First Pasqueflower of 2019. Each day it opens to show the light lavender color inside, and moves following the arc of the sun. Each night it closes and the silvery hairs covering the flower stalk and sepals catch water drops which glisten in the early morning sunlight.
The regular snow falls of 2019 have kept me inside far too long. Today I visit Elk Meadow and happily discover finding a patch of snow is almost impossible. Living in an area in the foothills where snow can appear and disappear within hours means a lot of surprises.
Lots of people are out today walking. Many have dogs with wagging tails. They seem to enjoy the warmth from the sun as much as me
Walking in the open meadow at the north end of park the grass has sprung back up after being packed under snow. It looks more like fall than spring.
By next week green may be breaking free, and it will be looking like spring.
This week I visit Flying J to hike. Here the snow from two weeks ago still lies heavy in the many shaded areas under the trees. The shadows, dead grass and animal tracks are all that change the white landscape.

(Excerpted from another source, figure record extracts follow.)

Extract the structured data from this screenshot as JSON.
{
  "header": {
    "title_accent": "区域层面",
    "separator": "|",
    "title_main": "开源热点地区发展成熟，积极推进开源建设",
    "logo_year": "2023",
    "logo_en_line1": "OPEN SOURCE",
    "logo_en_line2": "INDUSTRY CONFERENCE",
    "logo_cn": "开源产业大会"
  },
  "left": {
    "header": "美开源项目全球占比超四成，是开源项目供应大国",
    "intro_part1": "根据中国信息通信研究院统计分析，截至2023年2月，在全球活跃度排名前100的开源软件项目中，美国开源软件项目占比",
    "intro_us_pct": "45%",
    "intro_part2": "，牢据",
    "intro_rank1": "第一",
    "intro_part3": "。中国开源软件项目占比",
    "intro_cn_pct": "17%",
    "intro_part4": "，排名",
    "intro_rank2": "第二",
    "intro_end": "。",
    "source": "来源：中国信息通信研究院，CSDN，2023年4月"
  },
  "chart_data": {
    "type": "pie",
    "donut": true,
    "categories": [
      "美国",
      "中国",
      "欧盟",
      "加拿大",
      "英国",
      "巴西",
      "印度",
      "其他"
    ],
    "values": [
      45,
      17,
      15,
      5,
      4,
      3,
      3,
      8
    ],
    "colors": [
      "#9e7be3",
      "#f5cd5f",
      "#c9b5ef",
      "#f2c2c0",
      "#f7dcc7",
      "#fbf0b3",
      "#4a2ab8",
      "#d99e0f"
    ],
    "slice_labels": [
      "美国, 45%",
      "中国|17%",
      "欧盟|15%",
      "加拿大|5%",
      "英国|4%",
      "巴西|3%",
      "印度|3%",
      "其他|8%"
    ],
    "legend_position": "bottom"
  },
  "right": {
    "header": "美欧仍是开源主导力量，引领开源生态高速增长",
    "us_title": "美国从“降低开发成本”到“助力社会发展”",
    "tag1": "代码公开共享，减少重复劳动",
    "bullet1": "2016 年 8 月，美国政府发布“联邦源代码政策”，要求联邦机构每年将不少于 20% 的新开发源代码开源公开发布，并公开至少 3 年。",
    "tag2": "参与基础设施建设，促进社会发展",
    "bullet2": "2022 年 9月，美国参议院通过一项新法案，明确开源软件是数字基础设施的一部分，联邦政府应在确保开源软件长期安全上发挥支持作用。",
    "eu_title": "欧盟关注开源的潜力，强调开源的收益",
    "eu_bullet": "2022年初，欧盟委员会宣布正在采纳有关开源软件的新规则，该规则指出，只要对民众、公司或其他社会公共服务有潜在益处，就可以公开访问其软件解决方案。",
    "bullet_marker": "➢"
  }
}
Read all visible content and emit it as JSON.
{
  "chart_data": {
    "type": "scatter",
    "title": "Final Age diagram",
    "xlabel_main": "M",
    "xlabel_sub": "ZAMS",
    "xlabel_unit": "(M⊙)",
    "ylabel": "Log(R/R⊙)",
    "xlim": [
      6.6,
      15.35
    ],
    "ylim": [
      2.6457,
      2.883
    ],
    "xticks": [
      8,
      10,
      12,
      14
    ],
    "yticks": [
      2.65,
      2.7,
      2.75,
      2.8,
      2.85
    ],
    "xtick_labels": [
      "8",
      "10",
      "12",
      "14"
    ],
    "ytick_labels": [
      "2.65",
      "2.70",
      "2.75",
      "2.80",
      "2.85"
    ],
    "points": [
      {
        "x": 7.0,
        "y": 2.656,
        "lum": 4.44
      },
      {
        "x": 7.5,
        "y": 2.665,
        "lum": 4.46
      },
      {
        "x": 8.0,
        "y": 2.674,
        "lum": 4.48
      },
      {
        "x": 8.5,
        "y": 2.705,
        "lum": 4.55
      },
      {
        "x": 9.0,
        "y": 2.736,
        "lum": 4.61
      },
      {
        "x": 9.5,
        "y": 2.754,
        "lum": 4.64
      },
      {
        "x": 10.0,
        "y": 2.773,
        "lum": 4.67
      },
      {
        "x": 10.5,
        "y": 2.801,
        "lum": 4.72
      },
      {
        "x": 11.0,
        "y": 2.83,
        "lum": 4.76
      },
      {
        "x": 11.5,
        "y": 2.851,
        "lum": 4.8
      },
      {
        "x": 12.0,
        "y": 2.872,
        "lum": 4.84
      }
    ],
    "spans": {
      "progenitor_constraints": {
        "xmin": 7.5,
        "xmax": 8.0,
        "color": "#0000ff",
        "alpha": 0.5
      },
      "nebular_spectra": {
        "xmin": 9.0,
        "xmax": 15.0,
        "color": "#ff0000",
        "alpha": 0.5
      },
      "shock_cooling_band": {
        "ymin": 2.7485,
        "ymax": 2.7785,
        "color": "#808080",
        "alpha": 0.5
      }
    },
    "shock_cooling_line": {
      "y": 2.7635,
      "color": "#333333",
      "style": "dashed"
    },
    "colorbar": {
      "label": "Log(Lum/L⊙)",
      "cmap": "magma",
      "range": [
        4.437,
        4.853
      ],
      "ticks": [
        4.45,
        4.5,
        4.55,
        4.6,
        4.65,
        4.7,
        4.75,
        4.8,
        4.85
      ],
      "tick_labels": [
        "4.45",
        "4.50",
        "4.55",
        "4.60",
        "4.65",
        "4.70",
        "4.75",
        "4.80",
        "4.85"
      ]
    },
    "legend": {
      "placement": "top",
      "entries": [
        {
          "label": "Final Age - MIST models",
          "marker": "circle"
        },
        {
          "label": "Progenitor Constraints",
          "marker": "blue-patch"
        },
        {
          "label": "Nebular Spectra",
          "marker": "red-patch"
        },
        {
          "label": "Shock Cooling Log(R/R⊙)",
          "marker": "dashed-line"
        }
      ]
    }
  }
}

I enjoy the crunch of snow mixed with ice hiking early. By 8am mud is already taking over the areas in the sun. Each day the islands of open ground expand under the trees. The moist brown mulch from the pine trees draw my attention to the tree itself. In warmer seasons the ground and trees meld together and it’s all the trees, the forest I see.
This park is home to many small, black Abert squirrels. They are shy so instead of seeing them sitting on a log, usually they appear in motion, running from tree to tree. Today I didn’t see one, but I saw the remains of their meal on the trail, Ponderosa needles and little pieces of bark.
Next week work starts again, and I will walk in the afternoons. Then I will enjoy the difference a few hours can make watching the shadows as they close the day.
March 13 the bomb cyclone hit Evergreen. It rained early morning, then snow started to get heavy mid-morning and continued into the night. The thing I noticed most was the high winds that whipped the snow and left visibility only a few feet. Lucily the original forecast changed; we missed the heart of the storm. After several hours of wind and snow it was nice to know the storm was not staying, that we might not lose power. School was cancelled but this was not the weather you could enjoy.
March 14th we alternated shoveling and playing outside with the dogs.Snow ranged from one to two feet; the winds were gone. School was cancelled so roads would have time to be cleared.
Three days later mounds of snow still border the roads. How wonderful this winter has been for moisture. There’s a good chance wildflowers will appears that have been dormit for years. And even better news is the extra moisture will ward off springs fires.
Evergreen has two recreation centers. Being across from Elk Meadow Park this one has beautiful views. Trails surround the center and Bergen Park.They connect under the highway to Elk Meadow and many miles of trails.. The hiking trails are hidden from the highway by trees. Walking you notice nature instead of roads.
There are two ponds in front of the center that don’t quite freeze because of pumps that keep the water moving. The reflection of the center in the water of the open areas is beautiful. This is a view the business complex on the other side of the pond enjoy daily. And in the summer families fish these stocked ponds and play on the sculptures on shore. There is always something to see from the rec center and office windows.
This yak was born last summer and lives with a small group. I watched it stay with its mom for months. Then follow its mom. And finally venture out on its own.
Home base for this group surrounds a pond and is next to where they are fed. In the pond are often local geese or some Canadian geese that stop while flying through. Neither the geese or yak seem afraid of each other, or to have much interest in each other.
At Christmas time I saw the young yak walking of the frozen pond. It would walk to the middle of the pond and check out the dog house that had been home to the geese. Looking closer at the pond yak tracks crisscross and cover it. Apparently this new adventure is fun. I wonder is this will change the relationship of geese and yak.
This weekend we had the first big snow of the winter. If would have been light and fluffy a month ago. Instead of flying off the deck from a broom it taunted the shovel and let your back know if was there.
Yesterday we were cacooned in gray. The temperature was near freezing so it was brisk, not cold. This morning it is cold but the sun is out and the sky back to Colorado blue. By the end of the day the trees with no longer carry their load and patches of grass with appear.
Today is a lazy day to watch the white fall to quickly return to the mountains.
Between Evergreen and Conifer is Marshdale. The sleepy looking area needs close inspection to find hidden history and trails.
For instance behind Marshdale Elementary is Denver Mountain Parks Conservation Property. Trails here may be best known to fourth graders who climb each spring while learning about Indians and checking out the wildlife. Starting up the trail is an old column of gray rocks. Students have added small painted rocks in the crevices leaving bright splashes of color.
New custom homes dot one side of the property. Another side has small cabins from the early 1900s. Like the column of rocks, new and old sit side by side.